Pues varía muchísimo. No es fácil trabajar entre artistas, a veces los egos no caben en la habitación. Entonces hemos tomado una decisión que consideramos fue efectiva y es que el cartel, el video, el estar en la puerta pasando lista… son trabajos que delegamos en otras personas, con las que nos apetece colaborar y a las que nos apetece dar trabajo y visibilidad. Y luego lo demás, pues según vaya surgiendo. Yo soy un poco terremoto así que lo mismo valgo para un roto que para un descosido, y esto me ha enseñado a gestionarme mejor el tiempo y las habilidades. También te digo que la responsabilidad que tenemos hace que seamos dueñas y señoras de nuestro cortijo.

—Te he escuchado decir por ahí que la respuesta y adhesión al dress-code en pasadas ediciones os ha sorprendido muchísimo, y además muy para bien, pero tampoco lo planteáis como un requisito sine qua non en las convocatorias. ¿Hasta qué punto le dais importancia a la estética propuesta? ¿Es feo plantarse a un Dorao vestida de testículo si la fiesta va de comer trigo?

 —Ojalá alguien vestida de testículo en la próxima edición. Lo ideal es que todas podamos convertirnos en la versión más extravagante de nosotras mismas. Pero cada una tiene sus ritmos y su personalidad, y recalco, que todas las identidades disidentes son bienvenidas, sean más o menos excéntricas. Hay gente que nació para ser vista y hay gente que nació para mirar, y está todo bien. Ambas son necesarias y se complementan.

—A las mil maravillas. Y por ir terminando ya, que el ‘dire’ me va a regañar por extensa y por abusiva, háblanos un poco de la música. El techno de cada fiesta viene siempre acompañado de referencias dispares; la copla, por ejemplo, que ya está impresa en el mismísimo ADN de El Puñal, o el homenaje que dedicasteis a Bowie en la última edición. Esa revisión cultural que proponéis en cada sesión ¿responde más a una sincera gratitud o a una nostálgica melancolía?

Gratitud absoluta hacia los referentes que nos han construido. A mí, como maestra de ceremonias, siempre me gusta hacer un pequeño homenaje musical a iconos que me han construido. A la Veneno, a Bowie, a Lola Flores…, y todos nuestros dj’s siempre tienen un componente de similitud entre referentes.
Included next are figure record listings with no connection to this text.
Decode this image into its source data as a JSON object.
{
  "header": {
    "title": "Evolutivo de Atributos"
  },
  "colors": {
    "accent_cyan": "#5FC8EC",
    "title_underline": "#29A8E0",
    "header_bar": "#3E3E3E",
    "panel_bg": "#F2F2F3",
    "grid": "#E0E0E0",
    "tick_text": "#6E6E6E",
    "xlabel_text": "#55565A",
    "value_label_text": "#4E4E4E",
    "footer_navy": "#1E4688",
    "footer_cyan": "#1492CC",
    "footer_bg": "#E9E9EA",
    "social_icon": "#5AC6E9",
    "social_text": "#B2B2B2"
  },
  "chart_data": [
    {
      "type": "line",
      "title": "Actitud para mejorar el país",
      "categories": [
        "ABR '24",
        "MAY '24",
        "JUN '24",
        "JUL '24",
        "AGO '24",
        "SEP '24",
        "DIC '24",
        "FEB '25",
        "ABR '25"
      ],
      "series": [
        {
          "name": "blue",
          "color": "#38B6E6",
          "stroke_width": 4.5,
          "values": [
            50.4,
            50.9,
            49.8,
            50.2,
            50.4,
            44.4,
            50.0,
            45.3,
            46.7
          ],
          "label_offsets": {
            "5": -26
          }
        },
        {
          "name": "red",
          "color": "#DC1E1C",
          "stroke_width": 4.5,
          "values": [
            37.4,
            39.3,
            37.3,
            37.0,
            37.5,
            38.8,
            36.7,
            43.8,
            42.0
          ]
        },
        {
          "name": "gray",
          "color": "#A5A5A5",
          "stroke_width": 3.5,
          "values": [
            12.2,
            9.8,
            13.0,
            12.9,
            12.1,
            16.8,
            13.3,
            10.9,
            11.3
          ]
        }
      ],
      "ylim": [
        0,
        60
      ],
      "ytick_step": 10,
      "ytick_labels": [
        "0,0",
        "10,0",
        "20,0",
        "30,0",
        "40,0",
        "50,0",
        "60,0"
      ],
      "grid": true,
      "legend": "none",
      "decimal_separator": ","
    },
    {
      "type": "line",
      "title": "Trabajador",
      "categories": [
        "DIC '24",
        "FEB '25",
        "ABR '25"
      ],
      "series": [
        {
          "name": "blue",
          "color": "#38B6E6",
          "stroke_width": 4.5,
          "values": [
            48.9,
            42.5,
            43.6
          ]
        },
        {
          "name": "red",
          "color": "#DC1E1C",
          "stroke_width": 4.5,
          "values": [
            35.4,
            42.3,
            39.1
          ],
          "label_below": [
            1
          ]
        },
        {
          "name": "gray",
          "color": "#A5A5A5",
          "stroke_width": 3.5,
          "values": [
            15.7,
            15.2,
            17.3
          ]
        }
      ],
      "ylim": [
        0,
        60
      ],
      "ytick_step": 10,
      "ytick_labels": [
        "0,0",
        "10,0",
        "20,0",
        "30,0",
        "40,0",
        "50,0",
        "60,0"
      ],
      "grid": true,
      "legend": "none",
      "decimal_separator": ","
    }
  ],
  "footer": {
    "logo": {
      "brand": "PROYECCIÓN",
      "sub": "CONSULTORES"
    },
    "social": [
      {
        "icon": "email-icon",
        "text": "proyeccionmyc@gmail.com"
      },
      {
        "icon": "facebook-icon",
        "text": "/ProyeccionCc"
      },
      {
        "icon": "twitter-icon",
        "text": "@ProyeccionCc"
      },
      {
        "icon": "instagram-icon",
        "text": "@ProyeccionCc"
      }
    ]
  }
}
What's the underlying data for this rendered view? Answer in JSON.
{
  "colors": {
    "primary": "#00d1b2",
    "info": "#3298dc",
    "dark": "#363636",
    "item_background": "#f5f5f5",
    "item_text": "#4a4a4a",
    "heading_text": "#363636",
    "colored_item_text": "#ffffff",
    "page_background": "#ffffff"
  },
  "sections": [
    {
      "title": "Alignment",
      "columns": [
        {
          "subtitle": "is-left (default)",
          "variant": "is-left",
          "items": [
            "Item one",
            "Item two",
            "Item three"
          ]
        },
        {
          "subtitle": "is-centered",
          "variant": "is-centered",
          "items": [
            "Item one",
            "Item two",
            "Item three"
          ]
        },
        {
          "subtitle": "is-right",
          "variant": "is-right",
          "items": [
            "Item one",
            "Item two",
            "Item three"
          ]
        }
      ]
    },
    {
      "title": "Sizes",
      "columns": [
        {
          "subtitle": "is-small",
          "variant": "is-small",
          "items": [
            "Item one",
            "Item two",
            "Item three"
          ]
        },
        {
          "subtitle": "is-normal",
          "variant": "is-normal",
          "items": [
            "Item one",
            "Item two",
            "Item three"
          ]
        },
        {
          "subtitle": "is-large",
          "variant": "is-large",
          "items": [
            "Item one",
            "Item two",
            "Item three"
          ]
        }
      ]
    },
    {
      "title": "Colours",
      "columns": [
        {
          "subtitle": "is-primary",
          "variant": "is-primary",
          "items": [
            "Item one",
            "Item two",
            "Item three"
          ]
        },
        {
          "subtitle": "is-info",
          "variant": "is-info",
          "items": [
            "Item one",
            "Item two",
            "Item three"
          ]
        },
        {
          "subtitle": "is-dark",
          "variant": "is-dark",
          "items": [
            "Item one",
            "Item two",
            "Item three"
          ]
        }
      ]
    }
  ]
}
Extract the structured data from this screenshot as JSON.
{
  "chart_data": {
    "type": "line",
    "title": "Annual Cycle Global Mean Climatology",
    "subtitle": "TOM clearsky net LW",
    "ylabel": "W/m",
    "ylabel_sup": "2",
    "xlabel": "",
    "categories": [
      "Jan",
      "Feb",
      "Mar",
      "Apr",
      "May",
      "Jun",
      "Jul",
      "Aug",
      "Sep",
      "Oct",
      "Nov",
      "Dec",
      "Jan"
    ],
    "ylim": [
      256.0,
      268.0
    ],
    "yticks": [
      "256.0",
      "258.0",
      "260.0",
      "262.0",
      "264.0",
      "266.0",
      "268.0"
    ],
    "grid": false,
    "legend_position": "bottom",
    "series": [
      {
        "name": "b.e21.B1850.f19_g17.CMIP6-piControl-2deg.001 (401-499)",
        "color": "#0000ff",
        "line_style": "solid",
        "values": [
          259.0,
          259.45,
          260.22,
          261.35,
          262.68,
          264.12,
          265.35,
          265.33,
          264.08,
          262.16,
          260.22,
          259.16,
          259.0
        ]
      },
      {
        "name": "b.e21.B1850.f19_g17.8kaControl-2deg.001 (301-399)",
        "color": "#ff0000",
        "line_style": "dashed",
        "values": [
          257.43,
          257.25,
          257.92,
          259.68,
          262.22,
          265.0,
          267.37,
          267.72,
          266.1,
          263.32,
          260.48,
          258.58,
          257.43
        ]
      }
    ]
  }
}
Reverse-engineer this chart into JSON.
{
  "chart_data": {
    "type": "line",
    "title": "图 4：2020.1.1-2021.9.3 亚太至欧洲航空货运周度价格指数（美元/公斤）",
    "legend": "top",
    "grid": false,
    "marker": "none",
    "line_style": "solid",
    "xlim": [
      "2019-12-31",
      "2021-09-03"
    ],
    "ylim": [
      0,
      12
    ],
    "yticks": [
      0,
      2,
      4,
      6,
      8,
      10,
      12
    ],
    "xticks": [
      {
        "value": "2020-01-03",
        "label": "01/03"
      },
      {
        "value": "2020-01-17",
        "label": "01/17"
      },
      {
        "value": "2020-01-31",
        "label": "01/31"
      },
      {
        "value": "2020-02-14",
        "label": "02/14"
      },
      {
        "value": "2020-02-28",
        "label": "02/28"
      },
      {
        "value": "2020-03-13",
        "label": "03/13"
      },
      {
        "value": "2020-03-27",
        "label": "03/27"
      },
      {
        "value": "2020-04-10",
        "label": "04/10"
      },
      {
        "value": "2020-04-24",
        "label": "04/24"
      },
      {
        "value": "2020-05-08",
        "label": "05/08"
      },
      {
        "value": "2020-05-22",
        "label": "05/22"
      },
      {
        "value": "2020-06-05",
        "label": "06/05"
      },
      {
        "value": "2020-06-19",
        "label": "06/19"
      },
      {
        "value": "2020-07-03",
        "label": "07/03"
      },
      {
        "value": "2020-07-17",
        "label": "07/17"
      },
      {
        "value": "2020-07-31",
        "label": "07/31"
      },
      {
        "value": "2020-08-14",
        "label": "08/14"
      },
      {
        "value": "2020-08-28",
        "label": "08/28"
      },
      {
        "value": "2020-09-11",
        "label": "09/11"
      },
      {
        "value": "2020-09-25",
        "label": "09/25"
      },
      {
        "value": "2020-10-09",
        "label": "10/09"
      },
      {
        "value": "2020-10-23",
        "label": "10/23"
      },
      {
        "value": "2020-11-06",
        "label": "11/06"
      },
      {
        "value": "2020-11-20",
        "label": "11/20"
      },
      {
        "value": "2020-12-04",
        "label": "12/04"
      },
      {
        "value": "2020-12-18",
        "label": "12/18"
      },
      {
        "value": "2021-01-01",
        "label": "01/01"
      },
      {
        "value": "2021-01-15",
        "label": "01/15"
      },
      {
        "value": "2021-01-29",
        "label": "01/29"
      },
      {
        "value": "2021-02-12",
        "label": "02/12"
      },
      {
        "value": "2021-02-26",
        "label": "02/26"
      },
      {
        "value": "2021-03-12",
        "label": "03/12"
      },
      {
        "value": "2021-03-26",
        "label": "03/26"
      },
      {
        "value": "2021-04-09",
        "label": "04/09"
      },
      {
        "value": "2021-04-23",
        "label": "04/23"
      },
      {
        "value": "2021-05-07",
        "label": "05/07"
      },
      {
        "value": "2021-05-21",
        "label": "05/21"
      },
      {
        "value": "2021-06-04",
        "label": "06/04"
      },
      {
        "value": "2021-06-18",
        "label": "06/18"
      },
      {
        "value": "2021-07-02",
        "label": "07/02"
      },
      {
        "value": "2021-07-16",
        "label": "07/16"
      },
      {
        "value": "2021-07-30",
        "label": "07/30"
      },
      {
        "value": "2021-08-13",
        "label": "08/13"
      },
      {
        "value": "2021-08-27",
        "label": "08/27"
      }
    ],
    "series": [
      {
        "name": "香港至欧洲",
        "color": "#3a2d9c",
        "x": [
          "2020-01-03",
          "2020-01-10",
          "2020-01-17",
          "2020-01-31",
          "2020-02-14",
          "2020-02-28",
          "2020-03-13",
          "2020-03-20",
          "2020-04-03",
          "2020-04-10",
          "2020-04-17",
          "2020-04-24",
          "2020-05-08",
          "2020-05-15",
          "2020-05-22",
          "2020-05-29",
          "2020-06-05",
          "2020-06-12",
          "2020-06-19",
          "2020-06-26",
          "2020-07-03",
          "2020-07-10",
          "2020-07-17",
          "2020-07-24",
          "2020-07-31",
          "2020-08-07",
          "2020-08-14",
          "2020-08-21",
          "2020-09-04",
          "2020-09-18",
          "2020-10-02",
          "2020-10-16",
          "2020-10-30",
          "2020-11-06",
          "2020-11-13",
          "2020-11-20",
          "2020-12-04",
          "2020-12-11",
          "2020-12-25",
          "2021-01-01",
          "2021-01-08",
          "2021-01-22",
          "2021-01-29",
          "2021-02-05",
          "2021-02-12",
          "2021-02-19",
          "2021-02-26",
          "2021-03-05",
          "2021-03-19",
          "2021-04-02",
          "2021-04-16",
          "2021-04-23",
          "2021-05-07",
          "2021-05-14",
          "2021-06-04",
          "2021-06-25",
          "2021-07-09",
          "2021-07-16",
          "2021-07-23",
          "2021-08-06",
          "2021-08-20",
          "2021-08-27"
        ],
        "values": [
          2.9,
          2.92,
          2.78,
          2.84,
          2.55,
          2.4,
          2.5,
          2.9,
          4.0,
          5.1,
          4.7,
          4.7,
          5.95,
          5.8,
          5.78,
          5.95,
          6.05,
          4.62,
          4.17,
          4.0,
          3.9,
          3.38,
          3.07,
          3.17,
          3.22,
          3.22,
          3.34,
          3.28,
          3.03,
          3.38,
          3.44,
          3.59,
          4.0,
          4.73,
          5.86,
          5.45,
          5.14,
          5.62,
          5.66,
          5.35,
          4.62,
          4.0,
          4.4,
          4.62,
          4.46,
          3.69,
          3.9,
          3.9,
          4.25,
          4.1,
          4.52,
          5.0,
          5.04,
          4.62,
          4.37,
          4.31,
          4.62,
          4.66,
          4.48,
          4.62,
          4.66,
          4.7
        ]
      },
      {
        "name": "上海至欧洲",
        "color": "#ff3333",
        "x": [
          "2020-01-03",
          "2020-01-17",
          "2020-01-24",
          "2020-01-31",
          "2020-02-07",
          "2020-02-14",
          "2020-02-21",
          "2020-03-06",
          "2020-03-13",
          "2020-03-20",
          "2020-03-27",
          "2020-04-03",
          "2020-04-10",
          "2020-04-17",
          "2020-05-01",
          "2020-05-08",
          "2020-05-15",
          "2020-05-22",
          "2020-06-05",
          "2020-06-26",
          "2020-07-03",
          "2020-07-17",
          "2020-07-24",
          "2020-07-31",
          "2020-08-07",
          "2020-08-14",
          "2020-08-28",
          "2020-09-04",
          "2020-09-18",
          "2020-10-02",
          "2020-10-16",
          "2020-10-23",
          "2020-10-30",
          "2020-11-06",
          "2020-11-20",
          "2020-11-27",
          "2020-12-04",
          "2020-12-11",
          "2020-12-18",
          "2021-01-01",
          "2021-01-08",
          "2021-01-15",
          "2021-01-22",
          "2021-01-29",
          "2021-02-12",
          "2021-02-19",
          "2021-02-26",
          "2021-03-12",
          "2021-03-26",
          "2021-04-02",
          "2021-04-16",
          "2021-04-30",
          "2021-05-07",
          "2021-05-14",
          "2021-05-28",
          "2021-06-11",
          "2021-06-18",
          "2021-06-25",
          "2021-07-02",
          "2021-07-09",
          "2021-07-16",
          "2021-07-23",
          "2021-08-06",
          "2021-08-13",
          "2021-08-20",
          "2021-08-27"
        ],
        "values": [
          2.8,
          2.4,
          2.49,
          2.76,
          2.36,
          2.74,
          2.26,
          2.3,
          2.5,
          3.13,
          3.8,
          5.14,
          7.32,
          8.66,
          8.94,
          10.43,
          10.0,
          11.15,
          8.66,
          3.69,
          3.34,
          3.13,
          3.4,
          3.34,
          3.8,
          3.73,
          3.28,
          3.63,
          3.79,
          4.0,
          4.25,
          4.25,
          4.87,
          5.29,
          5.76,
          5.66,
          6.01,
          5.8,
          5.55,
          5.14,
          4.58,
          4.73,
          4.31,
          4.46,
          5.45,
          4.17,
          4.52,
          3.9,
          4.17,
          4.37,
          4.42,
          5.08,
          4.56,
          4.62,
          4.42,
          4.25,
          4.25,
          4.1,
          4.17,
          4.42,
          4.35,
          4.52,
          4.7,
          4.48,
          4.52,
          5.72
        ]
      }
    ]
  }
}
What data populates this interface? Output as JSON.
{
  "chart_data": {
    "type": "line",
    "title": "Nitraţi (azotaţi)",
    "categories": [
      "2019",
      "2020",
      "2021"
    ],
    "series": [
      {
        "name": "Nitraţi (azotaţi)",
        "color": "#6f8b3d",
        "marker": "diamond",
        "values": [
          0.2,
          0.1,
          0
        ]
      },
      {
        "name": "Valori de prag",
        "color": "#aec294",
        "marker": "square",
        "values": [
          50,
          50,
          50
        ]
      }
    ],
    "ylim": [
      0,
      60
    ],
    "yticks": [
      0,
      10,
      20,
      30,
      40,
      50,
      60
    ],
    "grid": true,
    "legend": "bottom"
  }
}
—Y ahora ya sí, terminamos: ¿Qué podemos esperar para la próxima convocatoria? Dame una pista, por Dios, algún tag o lo que sea… O no me contestes si no quieres, pero ya sabes que Ali-Express no es en absoluto exprés con los pedidos, y yo tengo que ir pensando qué diantres voy a ponerme.

Pues tenemos fecha, pleno orgullo, 5 de julio. Y la categoría es, agárrate fuerte…: SANTA INQUISICIÓN. Tienes tiempo para preparar las hogueras.